En 2015, le Gabon décrète la période 2015-2025 comme « décennie de la femme gabonaise ». Objectifs : améliorer la représentativité des femmes, tous domaines d’activité confondus, et lutter contre les discriminations. « Il y a une véritable volonté de faire évoluer le statut des femmes dans notre pays, avec pas moins de onze femmes membres du gouvernement, dont la Première ministre, Rose Christiane Ossouka Raponda. En outre, la première dame, Sylvia Bongo Ondimba, se positionne en avocate de la parole des femmes à tous les niveaux », assure Camelia Ntoutoume-Leclercq, ministre déléguée auprès du ministre de l’Enseignement supérieur du Gabon.

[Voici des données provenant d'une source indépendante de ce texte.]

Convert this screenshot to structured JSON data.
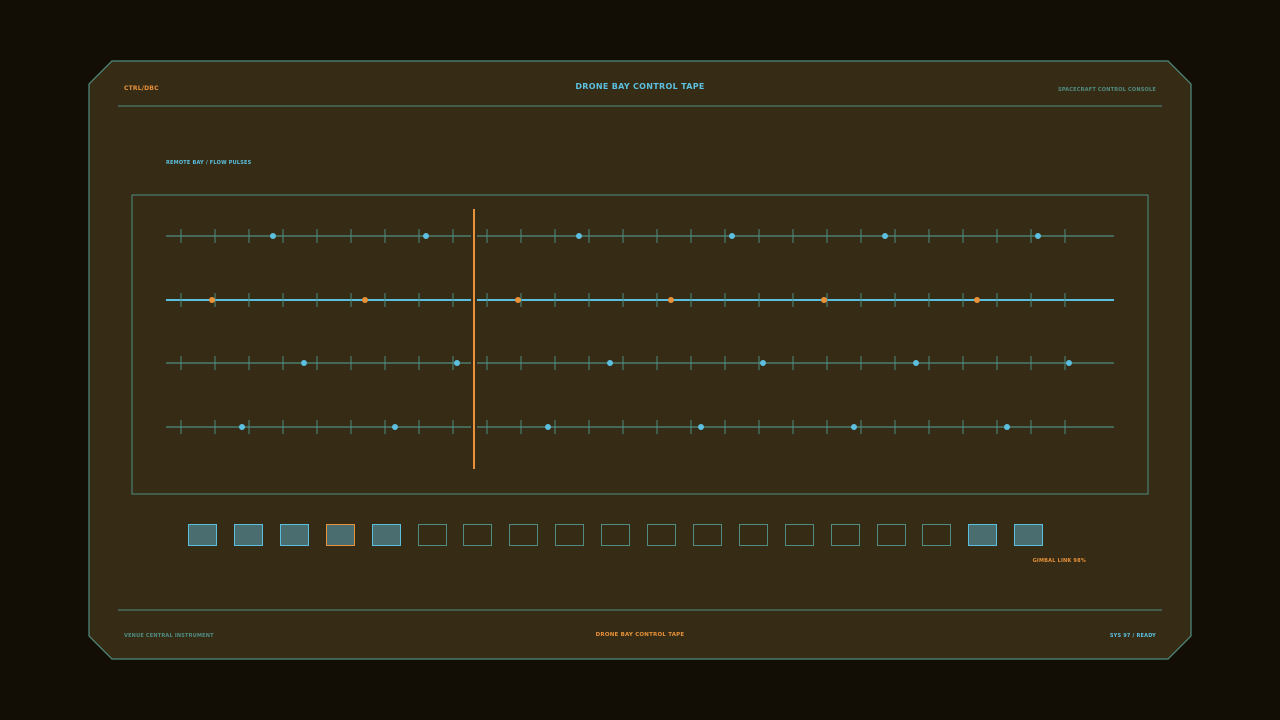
{
  "header": {
    "left_code": "CTRL/DBC",
    "title": "DRONE BAY CONTROL TAPE",
    "right_label": "SPACECRAFT CONTROL CONSOLE"
  },
  "panel": {
    "label": "REMOTE BAY / FLOW PULSES"
  },
  "status": {
    "gimbal": "GIMBAL LINK 98%"
  },
  "footer": {
    "left": "VENUE CENTRAL INSTRUMENT",
    "title": "DRONE BAY CONTROL TAPE",
    "right": "SYS 97 / READY"
  },
  "colors": {
    "background": "#120e06",
    "panel": "#362b15",
    "frame": "#4f8d82",
    "accent_cyan": "#5bc0e0",
    "accent_orange": "#e8923a"
  },
  "tape": {
    "tracks": [
      {
        "highlighted": false,
        "pulse_color": "cyan"
      },
      {
        "highlighted": true,
        "pulse_color": "orange"
      },
      {
        "highlighted": false,
        "pulse_color": "cyan"
      },
      {
        "highlighted": false,
        "pulse_color": "cyan"
      }
    ]
  },
  "blocks": [
    "on",
    "on",
    "on",
    "selected",
    "on",
    "off",
    "off",
    "off",
    "off",
    "off",
    "off",
    "off",
    "off",
    "off",
    "off",
    "off",
    "off",
    "on",
    "on"
  ]
}
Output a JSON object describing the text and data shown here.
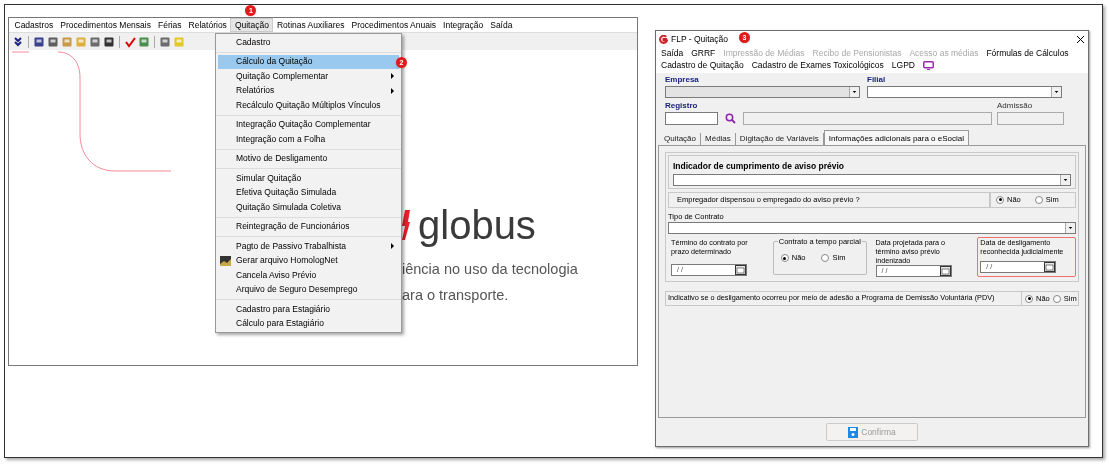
{
  "main_window": {
    "menu_bar": [
      {
        "label": "Cadastros",
        "selected": false
      },
      {
        "label": "Procedimentos Mensais",
        "selected": false
      },
      {
        "label": "Férias",
        "selected": false
      },
      {
        "label": "Relatórios",
        "selected": false
      },
      {
        "label": "Quitação",
        "selected": true,
        "step": "1"
      },
      {
        "label": "Rotinas Auxiliares",
        "selected": false
      },
      {
        "label": "Procedimentos Anuais",
        "selected": false
      },
      {
        "label": "Integração",
        "selected": false
      },
      {
        "label": "Saída",
        "selected": false
      }
    ],
    "splash": {
      "logo_text": "globus",
      "tagline": [
        "iência no uso da tecnologia",
        "ara o transporte."
      ]
    },
    "dropdown_menu": {
      "groups": [
        [
          {
            "label": "Cadastro",
            "selected": false,
            "submenu": false,
            "icon": false
          }
        ],
        [
          {
            "label": "Cálculo da Quitação",
            "selected": true,
            "submenu": false,
            "icon": false,
            "step": "2"
          },
          {
            "label": "Quitação Complementar",
            "selected": false,
            "submenu": true,
            "icon": false
          },
          {
            "label": "Relatórios",
            "selected": false,
            "submenu": true,
            "icon": false
          },
          {
            "label": "Recálculo Quitação Múltiplos Vínculos",
            "selected": false,
            "submenu": false,
            "icon": false
          }
        ],
        [
          {
            "label": "Integração Quitação Complementar",
            "selected": false,
            "submenu": false,
            "icon": false
          },
          {
            "label": "Integração com a Folha",
            "selected": false,
            "submenu": false,
            "icon": false
          }
        ],
        [
          {
            "label": "Motivo de Desligamento",
            "selected": false,
            "submenu": false,
            "icon": false
          }
        ],
        [
          {
            "label": "Simular Quitação",
            "selected": false,
            "submenu": false,
            "icon": false
          },
          {
            "label": "Efetiva Quitação Simulada",
            "selected": false,
            "submenu": false,
            "icon": false
          },
          {
            "label": "Quitação Simulada Coletiva",
            "selected": false,
            "submenu": false,
            "icon": false
          }
        ],
        [
          {
            "label": "Reintegração de Funcionários",
            "selected": false,
            "submenu": false,
            "icon": false
          }
        ],
        [
          {
            "label": "Pagto de Passivo Trabalhista",
            "selected": false,
            "submenu": true,
            "icon": false
          },
          {
            "label": "Gerar arquivo HomologNet",
            "selected": false,
            "submenu": false,
            "icon": true
          },
          {
            "label": "Cancela Aviso Prévio",
            "selected": false,
            "submenu": false,
            "icon": false
          },
          {
            "label": "Arquivo de Seguro Desemprego",
            "selected": false,
            "submenu": false,
            "icon": false
          }
        ],
        [
          {
            "label": "Cadastro para Estagiário",
            "selected": false,
            "submenu": false,
            "icon": false
          },
          {
            "label": "Cálculo para Estagiário",
            "selected": false,
            "submenu": false,
            "icon": false
          }
        ]
      ]
    }
  },
  "dialog": {
    "title": "FLP - Quitação",
    "step": "3",
    "menu_rows": [
      [
        {
          "label": "Saída",
          "disabled": false
        },
        {
          "label": "GRRF",
          "disabled": false
        },
        {
          "label": "Impressão de Médias",
          "disabled": true
        },
        {
          "label": "Recibo de Pensionistas",
          "disabled": true
        },
        {
          "label": "Acesso as médias",
          "disabled": true
        },
        {
          "label": "Fórmulas de Cálculos",
          "disabled": false
        }
      ],
      [
        {
          "label": "Cadastro de Quitação",
          "disabled": false
        },
        {
          "label": "Cadastro de Exames Toxicológicos",
          "disabled": false
        },
        {
          "label": "LGPD",
          "disabled": false
        }
      ]
    ],
    "empresa_label": "Empresa",
    "filial_label": "Filial",
    "registro_label": "Registro",
    "admissao_label": "Admissão",
    "tabs": [
      {
        "label": "Quitação",
        "selected": false
      },
      {
        "label": "Médias",
        "selected": false
      },
      {
        "label": "Digitação de Variáveis",
        "selected": false
      },
      {
        "label": "Informações adicionais para o eSocial",
        "selected": true
      }
    ],
    "aviso_group": {
      "title": "Indicador de cumprimento de aviso prévio",
      "question": "Empregador dispensou o empregado do aviso prévio ?",
      "options": [
        {
          "label": "Não",
          "selected": true
        },
        {
          "label": "Sim",
          "selected": false
        }
      ]
    },
    "tipo_contrato_label": "Tipo de Contrato",
    "date_row": [
      {
        "kind": "date",
        "label": "Término do contrato por prazo determinado",
        "value": "/ /",
        "highlighted": false
      },
      {
        "kind": "radio_group",
        "label": "Contrato a tempo parcial",
        "options": [
          {
            "label": "Não",
            "selected": true
          },
          {
            "label": "Sim",
            "selected": false
          }
        ]
      },
      {
        "kind": "date",
        "label": "Data projetada para o término aviso prévio indenizado",
        "value": "/ /",
        "highlighted": false
      },
      {
        "kind": "date",
        "label": "Data de desligamento reconhecida judicialmente",
        "value": "/ /",
        "highlighted": true
      }
    ],
    "pdv": {
      "question": "Indicativo se o desligamento ocorreu por meio de adesão a Programa de Demissão Voluntária (PDV)",
      "options": [
        {
          "label": "Não",
          "selected": true
        },
        {
          "label": "Sim",
          "selected": false
        }
      ]
    },
    "confirm_button": {
      "label": "Confirma",
      "disabled": true
    }
  }
}
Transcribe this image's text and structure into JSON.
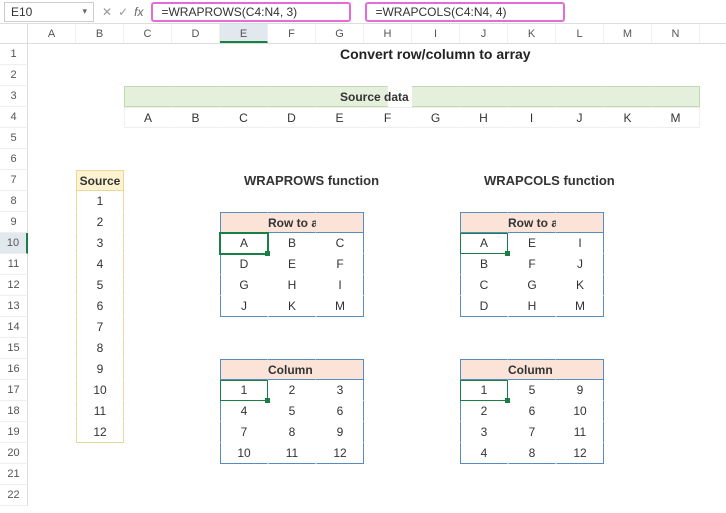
{
  "namebox": "E10",
  "fx_label": "fx",
  "formula1": "=WRAPROWS(C4:N4, 3)",
  "formula2": "=WRAPCOLS(C4:N4, 4)",
  "columns": [
    "A",
    "B",
    "C",
    "D",
    "E",
    "F",
    "G",
    "H",
    "I",
    "J",
    "K",
    "L",
    "M",
    "N"
  ],
  "rows": [
    "1",
    "2",
    "3",
    "4",
    "5",
    "6",
    "7",
    "8",
    "9",
    "10",
    "11",
    "12",
    "13",
    "14",
    "15",
    "16",
    "17",
    "18",
    "19",
    "20",
    "21",
    "22"
  ],
  "title": "Convert row/column to array",
  "source_data_label": "Source data",
  "source_row": [
    "A",
    "B",
    "C",
    "D",
    "E",
    "F",
    "G",
    "H",
    "I",
    "J",
    "K",
    "M"
  ],
  "source_col_label": "Source",
  "source_col": [
    "1",
    "2",
    "3",
    "4",
    "5",
    "6",
    "7",
    "8",
    "9",
    "10",
    "11",
    "12"
  ],
  "wraprows_label": "WRAPROWS function",
  "wrapcols_label": "WRAPCOLS function",
  "row_to_array_label": "Row to array",
  "col_to_array_label": "Column to array",
  "wraprows_row": [
    [
      "A",
      "B",
      "C"
    ],
    [
      "D",
      "E",
      "F"
    ],
    [
      "G",
      "H",
      "I"
    ],
    [
      "J",
      "K",
      "M"
    ]
  ],
  "wrapcols_row": [
    [
      "A",
      "E",
      "I"
    ],
    [
      "B",
      "F",
      "J"
    ],
    [
      "C",
      "G",
      "K"
    ],
    [
      "D",
      "H",
      "M"
    ]
  ],
  "wraprows_col": [
    [
      "1",
      "2",
      "3"
    ],
    [
      "4",
      "5",
      "6"
    ],
    [
      "7",
      "8",
      "9"
    ],
    [
      "10",
      "11",
      "12"
    ]
  ],
  "wrapcols_col": [
    [
      "1",
      "5",
      "9"
    ],
    [
      "2",
      "6",
      "10"
    ],
    [
      "3",
      "7",
      "11"
    ],
    [
      "4",
      "8",
      "12"
    ]
  ]
}
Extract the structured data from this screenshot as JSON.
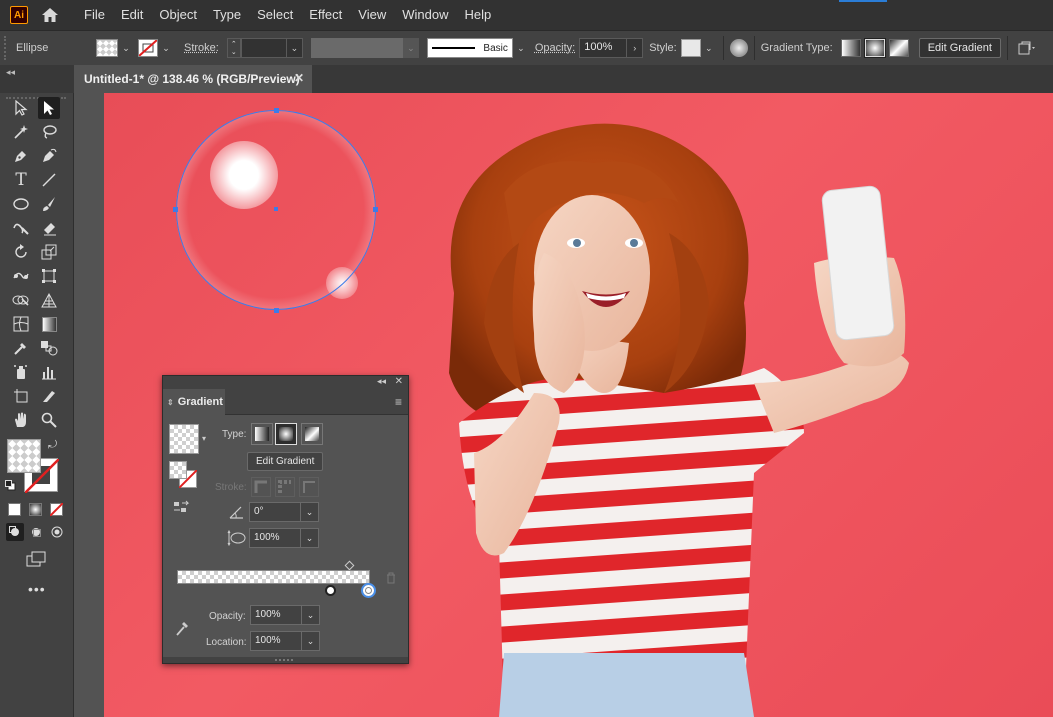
{
  "app": {
    "logo_text": "Ai"
  },
  "menu": {
    "items": [
      "File",
      "Edit",
      "Object",
      "Type",
      "Select",
      "Effect",
      "View",
      "Window",
      "Help"
    ]
  },
  "control_bar": {
    "object_type": "Ellipse",
    "stroke_label": "Stroke:",
    "brush_label": "Basic",
    "opacity_label": "Opacity:",
    "opacity_value": "100%",
    "style_label": "Style:",
    "gradient_type_label": "Gradient Type:",
    "edit_gradient_label": "Edit Gradient"
  },
  "document_tab": {
    "title": "Untitled-1* @ 138.46 % (RGB/Preview)",
    "close": "✕"
  },
  "gradient_panel": {
    "title": "Gradient",
    "type_label": "Type:",
    "edit_gradient_label": "Edit Gradient",
    "stroke_label": "Stroke:",
    "angle_value": "0°",
    "aspect_value": "100%",
    "opacity_label": "Opacity:",
    "opacity_value": "100%",
    "location_label": "Location:",
    "location_value": "100%"
  },
  "colors": {
    "artboard": "#ee525c",
    "accent": "#2b7dd6"
  }
}
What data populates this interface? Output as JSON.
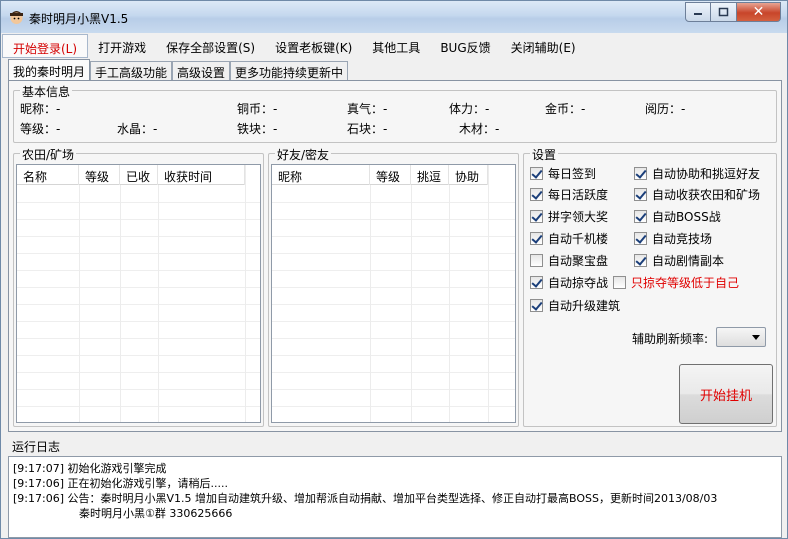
{
  "window": {
    "title": "秦时明月小黑V1.5",
    "icon": "app-character-icon"
  },
  "menu": [
    {
      "label": "开始登录(L)"
    },
    {
      "label": "打开游戏"
    },
    {
      "label": "保存全部设置(S)"
    },
    {
      "label": "设置老板键(K)"
    },
    {
      "label": "其他工具"
    },
    {
      "label": "BUG反馈"
    },
    {
      "label": "关闭辅助(E)"
    }
  ],
  "tabs": [
    {
      "label": "我的秦时明月"
    },
    {
      "label": "手工高级功能"
    },
    {
      "label": "高级设置"
    },
    {
      "label": "更多功能持续更新中"
    }
  ],
  "basic_info": {
    "title": "基本信息",
    "row1": [
      {
        "label": "昵称：",
        "value": "-"
      },
      {
        "label": "铜币：",
        "value": "-"
      },
      {
        "label": "真气：",
        "value": "-"
      },
      {
        "label": "体力：",
        "value": "-"
      },
      {
        "label": "金币：",
        "value": "-"
      },
      {
        "label": "阅历：",
        "value": "-"
      }
    ],
    "row2": [
      {
        "label": "等级：",
        "value": "-"
      },
      {
        "label": "水晶：",
        "value": "-"
      },
      {
        "label": "铁块：",
        "value": "-"
      },
      {
        "label": "石块：",
        "value": "-"
      },
      {
        "label": "木材：",
        "value": "-"
      }
    ]
  },
  "farm": {
    "title": "农田/矿场",
    "columns": [
      "名称",
      "等级",
      "已收",
      "收获时间"
    ]
  },
  "friends": {
    "title": "好友/密友",
    "columns": [
      "昵称",
      "等级",
      "挑逗",
      "协助"
    ]
  },
  "settings": {
    "title": "设置",
    "left": [
      {
        "label": "每日签到",
        "checked": true
      },
      {
        "label": "每日活跃度",
        "checked": true
      },
      {
        "label": "拼字领大奖",
        "checked": true
      },
      {
        "label": "自动千机楼",
        "checked": true
      },
      {
        "label": "自动聚宝盘",
        "checked": false
      },
      {
        "label": "自动掠夺战",
        "checked": true
      },
      {
        "label": "自动升级建筑",
        "checked": true
      }
    ],
    "right": [
      {
        "label": "自动协助和挑逗好友",
        "checked": true
      },
      {
        "label": "自动收获农田和矿场",
        "checked": true
      },
      {
        "label": "自动BOSS战",
        "checked": true
      },
      {
        "label": "自动竞技场",
        "checked": true
      },
      {
        "label": "自动剧情副本",
        "checked": true
      }
    ],
    "plunder_low_level": {
      "label": "只掠夺等级低于自己",
      "checked": false
    },
    "refresh_label": "辅助刷新频率:",
    "refresh_value": "",
    "start_label": "开始挂机"
  },
  "log": {
    "title": "运行日志",
    "lines": [
      "[9:17:07] 初始化游戏引擎完成",
      "[9:17:06] 正在初始化游戏引擎，请稍后.....",
      "[9:17:06] 公告：秦时明月小黑V1.5 增加自动建筑升级、增加帮派自动捐献、增加平台类型选择、修正自动打最高BOSS，更新时间2013/08/03",
      "秦时明月小黑①群  330625666"
    ]
  }
}
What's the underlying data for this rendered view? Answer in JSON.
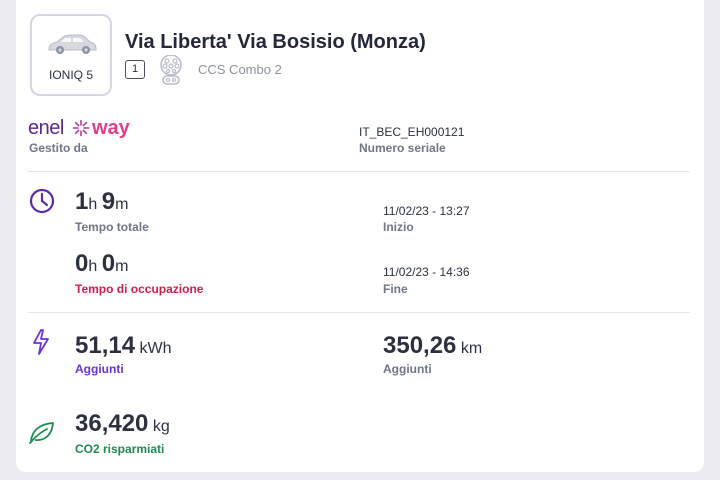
{
  "vehicle": {
    "name": "IONIQ 5"
  },
  "station": {
    "title": "Via Liberta' Via Bosisio (Monza)",
    "connector_number": "1",
    "connector_type": "CCS Combo 2"
  },
  "operator": {
    "logo_text_left": "enel",
    "logo_text_right": "way",
    "managed_label": "Gestito da",
    "serial_value": "IT_BEC_EH000121",
    "serial_label": "Numero seriale"
  },
  "time": {
    "total_hours": "1",
    "total_hours_unit": "h",
    "total_minutes": "9",
    "total_minutes_unit": "m",
    "total_label": "Tempo totale",
    "start_value": "11/02/23 - 13:27",
    "start_label": "Inizio",
    "occupancy_hours": "0",
    "occupancy_hours_unit": "h",
    "occupancy_minutes": "0",
    "occupancy_minutes_unit": "m",
    "occupancy_label": "Tempo di occupazione",
    "end_value": "11/02/23 - 14:36",
    "end_label": "Fine"
  },
  "energy": {
    "value": "51,14",
    "unit": "kWh",
    "label": "Aggiunti",
    "range_value": "350,26",
    "range_unit": "km",
    "range_label": "Aggiunti"
  },
  "co2": {
    "value": "36,420",
    "unit": "kg",
    "label": "CO2 risparmiati"
  },
  "colors": {
    "purple": "#6a34d8",
    "red": "#d81b4a",
    "green": "#1f8a50",
    "enel_purple": "#5b2a8e",
    "enel_pink": "#e63c8c"
  },
  "icons": {
    "car": "car-icon",
    "plug": "ccs-plug-icon",
    "clock": "clock-icon",
    "energy": "lightning-icon",
    "co2": "leaf-icon"
  }
}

Le numérique est un levier de croissance important pour l’économie du Gabon (5 % du PIB). C’est le sixième pays le plus performant d’Afrique dans le secteur des TIC (technologies de l’information et de la communication). Dans ce cadre, la Journée de la femme digitale (JFD), le mouvement de l’innovation au féminin dirigé par Delphine Remy-Boutang, inaugurait au mois de mars dernier son accélérateur de croissance en Afrique, en plein centre de Libreville, capitale du Gabon. Il s’agit de former plus de 500 femmes chaque année, de lancer cinq start-up fondées par des femmes d’ici 2022 ou encore de rendre le digital accessible aux femmes des zones rurales. « La JFD favorise l’inclusion et la représentation équitable des femmes dans l’entrepreneuriat et les métiers du digital. Notre accélérateur est un lieu où nous accueillons et réunissons des femmes entrepreneurs et des jeunes filles (entrepreneuses en herbe) pour des formations, des ateliers, des rencontres internationales, du networking, etc. », détaille la fondatrice.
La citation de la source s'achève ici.